In Fig. 6, the subsampling circuit 608 has an EN(Enable) control signal(EN 606), which is directly controlled by the decompression procedure of the decompression unit 603. When a general SIF format video decoding is in process, EN 606 will be disabled which further disables the subsampling circuit 608, thus all the data in the reconstruction block buffer 607 will go through the subsampling circuit 608 and be written into the frame memory 604. When a high resolution still picture decoding is in process, EN 606 is enabled and the subsampling circuit 608 carries out its subsampling function.In consideration of the complexity of the circuit, the filtering capability in the subsampling algorithm is not activated when the horizontal subsampling is proceeding, rather, the algorithm will directly save one point ("O" point) and drop the other point ("X" point) respectively in every two adjacent pixel sample points in the horizontal direction as illustrated in Fig. 8. The sample points of " X " are dropped, and the sample points " O " are reserved.

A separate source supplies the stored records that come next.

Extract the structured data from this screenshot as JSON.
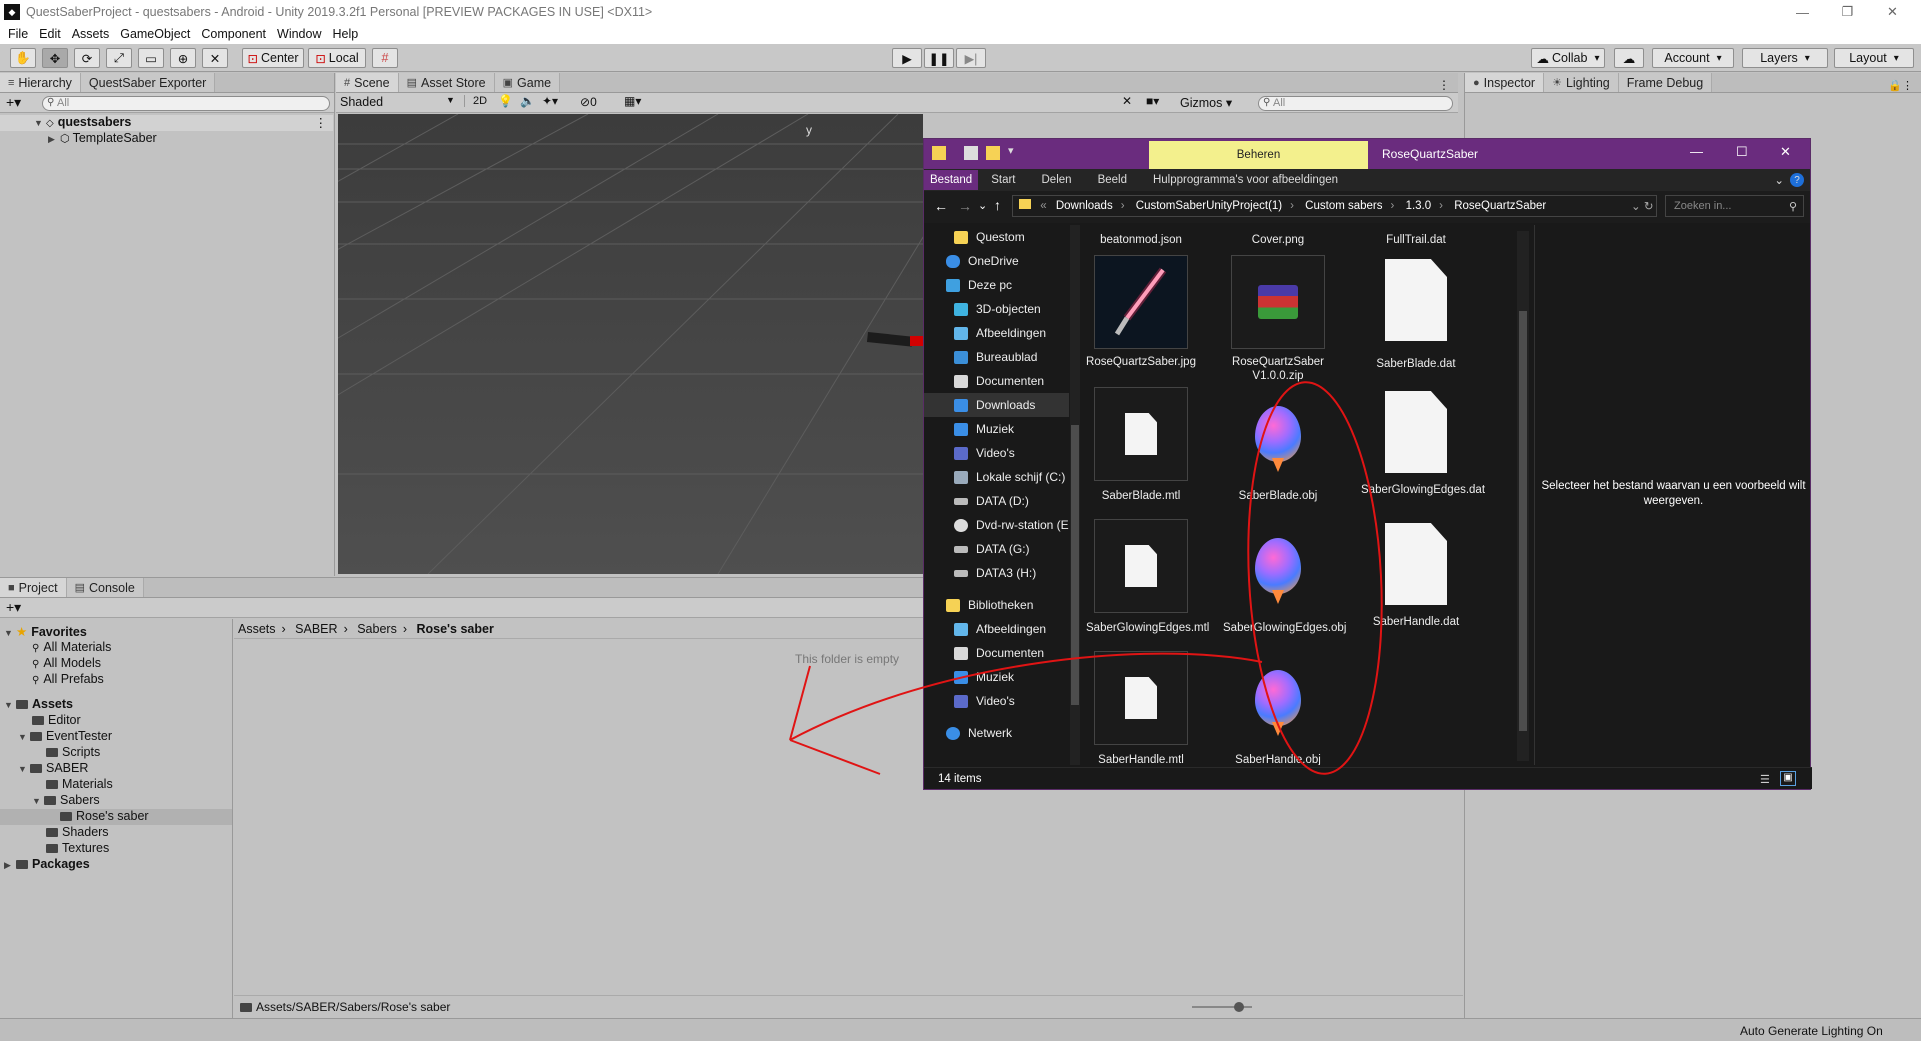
{
  "window": {
    "title": "QuestSaberProject - questsabers - Android - Unity 2019.3.2f1 Personal [PREVIEW PACKAGES IN USE] <DX11>"
  },
  "menu": [
    "File",
    "Edit",
    "Assets",
    "GameObject",
    "Component",
    "Window",
    "Help"
  ],
  "toolbar": {
    "center": "Center",
    "local": "Local",
    "collab": "Collab",
    "account": "Account",
    "layers": "Layers",
    "layout": "Layout"
  },
  "hierarchy": {
    "tab": "Hierarchy",
    "tab2": "QuestSaber Exporter",
    "search_placeholder": "All",
    "scene": "questsabers",
    "child": "TemplateSaber"
  },
  "scene": {
    "tabs": [
      "Scene",
      "Asset Store",
      "Game"
    ],
    "shading": "Shaded",
    "mode2d": "2D",
    "count": "0",
    "gizmos": "Gizmos",
    "search_placeholder": "All",
    "axis": "y"
  },
  "inspector": {
    "tabs": [
      "Inspector",
      "Lighting",
      "Frame Debug"
    ]
  },
  "project": {
    "tabs": [
      "Project",
      "Console"
    ],
    "favorites": "Favorites",
    "fav_items": [
      "All Materials",
      "All Models",
      "All Prefabs"
    ],
    "assets": "Assets",
    "tree": [
      "Editor",
      "EventTester",
      "Scripts",
      "SABER",
      "Materials",
      "Sabers",
      "Rose's saber",
      "Shaders",
      "Textures"
    ],
    "packages": "Packages",
    "breadcrumb": [
      "Assets",
      "SABER",
      "Sabers",
      "Rose's saber"
    ],
    "empty_msg": "This folder is empty",
    "path": "Assets/SABER/Sabers/Rose's saber"
  },
  "statusbar": {
    "text": "Auto Generate Lighting On"
  },
  "explorer": {
    "manage_tab": "Beheren",
    "title": "RoseQuartzSaber",
    "ribbon": [
      "Bestand",
      "Start",
      "Delen",
      "Beeld",
      "Hulpprogramma's voor afbeeldingen"
    ],
    "address": [
      "Downloads",
      "CustomSaberUnityProject(1)",
      "Custom sabers",
      "1.3.0",
      "RoseQuartzSaber"
    ],
    "search_placeholder": "Zoeken in...",
    "nav": [
      "Questom",
      "OneDrive",
      "Deze pc",
      "3D-objecten",
      "Afbeeldingen",
      "Bureaublad",
      "Documenten",
      "Downloads",
      "Muziek",
      "Video's",
      "Lokale schijf (C:)",
      "DATA (D:)",
      "Dvd-rw-station (E",
      "DATA (G:)",
      "DATA3 (H:)",
      "Bibliotheken",
      "Afbeeldingen",
      "Documenten",
      "Muziek",
      "Video's",
      "Netwerk"
    ],
    "files": [
      "beatonmod.json",
      "Cover.png",
      "FullTrail.dat",
      "RoseQuartzSaber.jpg",
      "RoseQuartzSaber V1.0.0.zip",
      "SaberBlade.dat",
      "SaberBlade.mtl",
      "SaberBlade.obj",
      "SaberGlowingEdges.dat",
      "SaberGlowingEdges.mtl",
      "SaberGlowingEdges.obj",
      "SaberHandle.dat",
      "SaberHandle.mtl",
      "SaberHandle.obj"
    ],
    "preview_msg": "Selecteer het bestand waarvan u een voorbeeld wilt weergeven.",
    "item_count": "14 items"
  }
}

In Fig. 6, the display unit 605 utilizes a display buffer 609 to temporarily store data from the frame memory 604; an Interpolation & Filtering Circuit 610 interpolates and filters the SL data output from the display buffer 609, and recovers the resolution of the originally encoded pictures in the horizontal direction. Fig. 9 illustrates the recovering process of the horizontally subsampled data going through the Interpolation & Filtering Circuit 610. The SL data 901, output from the display buffer 609, is interpolated and filtered by the Interpolation & Filtering Circuit 610 and results in the IFL data 902. The decompressed frame formed by IFL data 902 is then output through the display unit 605.

While the display is being output from the display unit 605, since the common requirement of the display resolution follows a digital TV or a VGA standard, and since the interpolation and filtering are needed for both the SIF format picture pictures and the high resolution still pictures after horizontal subsampling, thus the Interpolation & Filtering Circuit 610 does not need to enable or disable its interpolation and filtering functions according to the different resolution of pictures. In this invention, the interpolated pixels utilize a horizontal 2 tap filtering algorithm, i.e., O X O h = (A + B) //2 AhB where h indicates an interpolated pixel, its value is obtained by averaging the value of the two adjacent pixels A and B; " // " represents a rounding funtion.

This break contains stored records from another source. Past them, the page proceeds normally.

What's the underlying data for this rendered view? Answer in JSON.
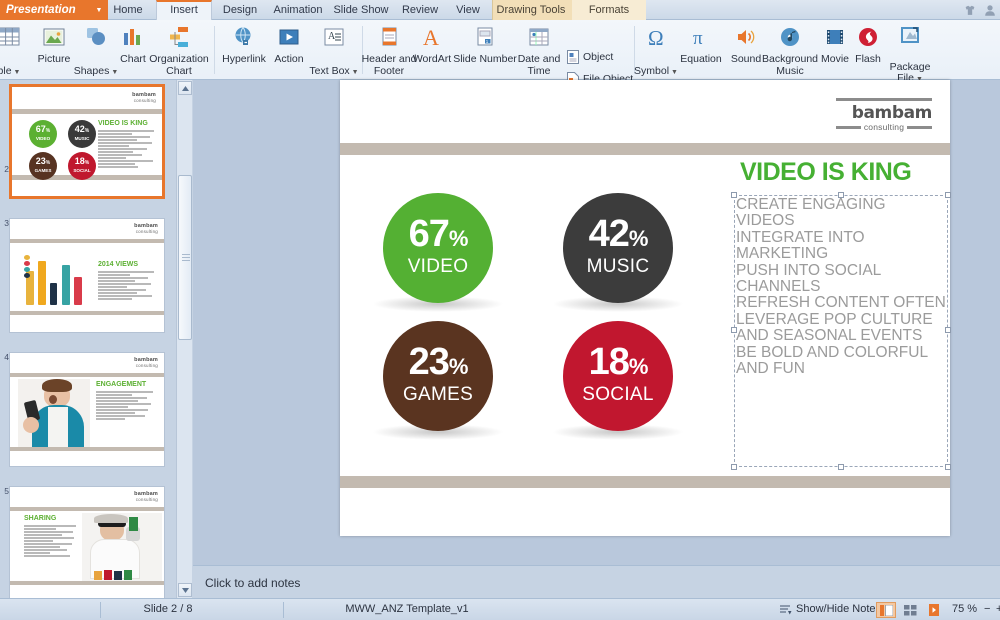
{
  "window": {
    "file_menu": "Presentation",
    "tabs": [
      "Home",
      "Insert",
      "Design",
      "Animation",
      "Slide Show",
      "Review",
      "View"
    ],
    "active_tab": "Insert",
    "context_group": "Drawing Tools",
    "context_tabs": [
      "Formats"
    ],
    "top_right_icons": [
      "skin-icon",
      "user-account-icon"
    ]
  },
  "ribbon": {
    "buttons": [
      {
        "label": "ble",
        "icon": "table-icon",
        "caret": true
      },
      {
        "label": "Picture",
        "icon": "picture-icon",
        "caret": false
      },
      {
        "label": "Shapes",
        "icon": "shapes-icon",
        "caret": true
      },
      {
        "label": "Chart",
        "icon": "chart-icon",
        "caret": false
      },
      {
        "label": "Organization\nChart",
        "icon": "org-chart-icon",
        "caret": false
      },
      {
        "label": "Hyperlink",
        "icon": "hyperlink-icon",
        "caret": false
      },
      {
        "label": "Action",
        "icon": "action-icon",
        "caret": false
      },
      {
        "label": "Text Box",
        "icon": "text-box-icon",
        "caret": true
      },
      {
        "label": "Header and\nFooter",
        "icon": "header-footer-icon",
        "caret": false
      },
      {
        "label": "WordArt",
        "icon": "wordart-icon",
        "caret": false
      },
      {
        "label": "Slide Number",
        "icon": "slide-number-icon",
        "caret": false
      },
      {
        "label": "Date and\nTime",
        "icon": "date-time-icon",
        "caret": false
      },
      {
        "label": "Symbol",
        "icon": "symbol-icon",
        "caret": true
      },
      {
        "label": "Equation",
        "icon": "equation-icon",
        "caret": false
      },
      {
        "label": "Sound",
        "icon": "sound-icon",
        "caret": false
      },
      {
        "label": "Background\nMusic",
        "icon": "background-music-icon",
        "caret": false
      },
      {
        "label": "Movie",
        "icon": "movie-icon",
        "caret": false
      },
      {
        "label": "Flash",
        "icon": "flash-icon",
        "caret": false
      },
      {
        "label": "Package\nFile",
        "icon": "package-file-icon",
        "caret": true
      }
    ],
    "stacked": [
      {
        "label": "Object",
        "icon": "object-icon"
      },
      {
        "label": "File Object",
        "icon": "file-object-icon"
      }
    ]
  },
  "thumbnails": [
    {
      "number": "2",
      "selected": true,
      "title": "VIDEO IS KING",
      "circles": [
        {
          "pct": "67",
          "name": "VIDEO",
          "color": "#5cb032"
        },
        {
          "pct": "42",
          "name": "MUSIC",
          "color": "#3a3a3a"
        },
        {
          "pct": "23",
          "name": "GAMES",
          "color": "#573322"
        },
        {
          "pct": "18",
          "name": "SOCIAL",
          "color": "#c0182e"
        }
      ]
    },
    {
      "number": "3",
      "selected": false,
      "title": "2014 VIEWS",
      "kind": "bar-chart"
    },
    {
      "number": "4",
      "selected": false,
      "title": "ENGAGEMENT",
      "kind": "photo-woman-phone"
    },
    {
      "number": "5",
      "selected": false,
      "title": "SHARING",
      "kind": "photo-scientist"
    }
  ],
  "slide": {
    "logo_name": "bambam",
    "logo_sub": "consulting",
    "title": "VIDEO IS KING",
    "body_text": "CREATE ENGAGING VIDEOS\nINTEGRATE INTO MARKETING\nPUSH INTO SOCIAL CHANNELS\nREFRESH CONTENT OFTEN\nLEVERAGE POP CULTURE\nAND SEASONAL EVENTS\nBE BOLD AND COLORFUL\nAND FUN",
    "title_color": "#46b033",
    "body_color": "#9b9b9b",
    "band_color": "#c3bab0",
    "circles": [
      {
        "pct": "67",
        "unit": "%",
        "name": "VIDEO",
        "color": "#54b033"
      },
      {
        "pct": "42",
        "unit": "%",
        "name": "MUSIC",
        "color": "#3c3c3c"
      },
      {
        "pct": "23",
        "unit": "%",
        "name": "GAMES",
        "color": "#5a3420"
      },
      {
        "pct": "18",
        "unit": "%",
        "name": "SOCIAL",
        "color": "#c1172f"
      }
    ]
  },
  "notes": {
    "placeholder": "Click to add notes"
  },
  "status": {
    "slide_counter": "Slide 2 / 8",
    "template_name": "MWW_ANZ Template_v1",
    "show_hide_note": "Show/Hide Note",
    "zoom": "75 %",
    "zoom_out": "−",
    "zoom_in": "+",
    "view_buttons": [
      "normal-view-icon",
      "slide-sorter-icon",
      "slideshow-icon"
    ]
  }
}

This method has an advantage of simplicity. It can minimize the complexity of the display buffer 609 and the Interpolation and Filtering Circuit 610 without losing the quality of the high resolution still pictures.

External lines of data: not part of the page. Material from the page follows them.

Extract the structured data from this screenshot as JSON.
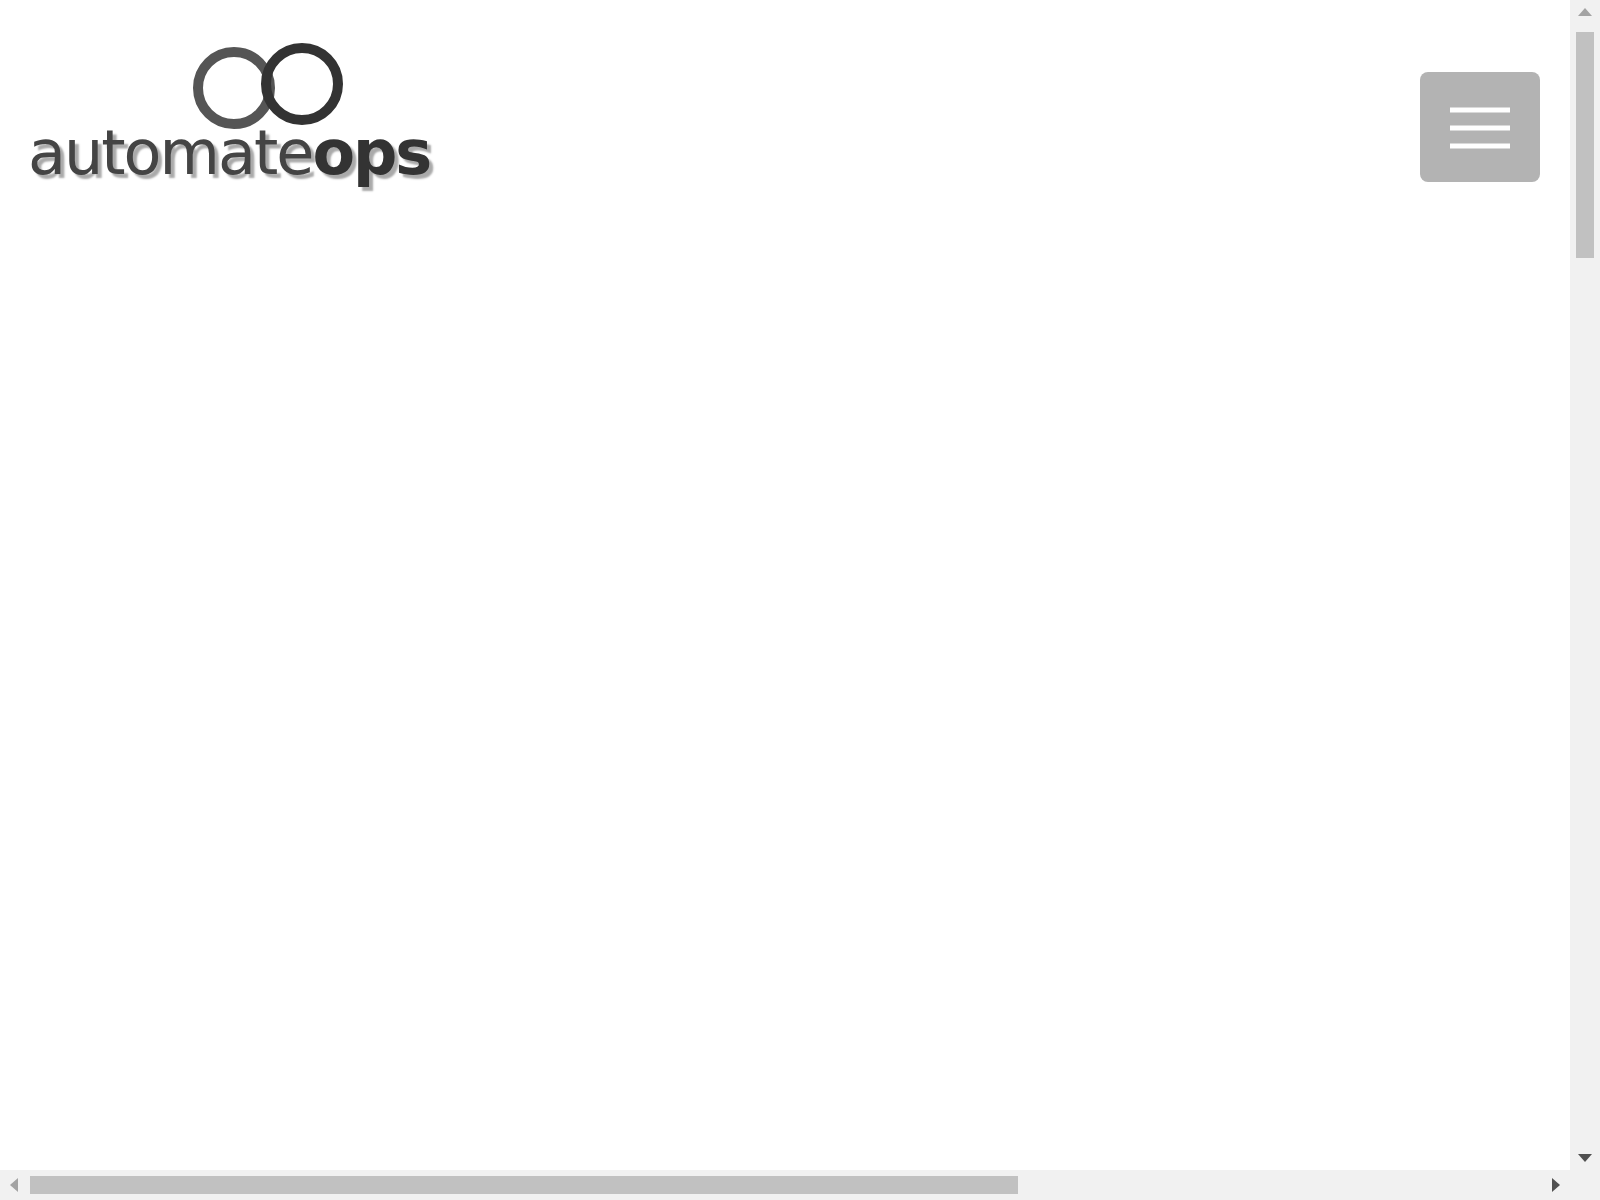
{
  "header": {
    "logo": {
      "text": "automate**ops**"
    },
    "menu_button": {
      "kind": "hamburger"
    }
  }
}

Fig. 10 shows the flow chart of the method of present invention used in a digital video decoding system. Through said flow chart, the required memory space of recovering high resolution still pictures will be reduced to half of that required in the prior art thus the memory space used for full motion video decoding is also suitable for high resolution still picture decoding.

Step 1001 is to recover the RB data from the compressed video data.

Step 1002 is to decide whether it is a high resolution still picture decoding; if it is, go to Step 1003 , otherwise, go to Step 1004.

Step 1003 is to subsample the RB data so as to obtain the SB data.

Step 1004 is to store the SB data into the frame memory or to store the RB data into said memory.

Step 1005 is to transfer the SB data or RB data from the frame memory to the display buffer, and output the SL data from the display buffer.

Step 1006 is to interpolate and filter the SL data so as to obtain the IFL data.

Step 1007 is to form the decompressed frames from the IFL data.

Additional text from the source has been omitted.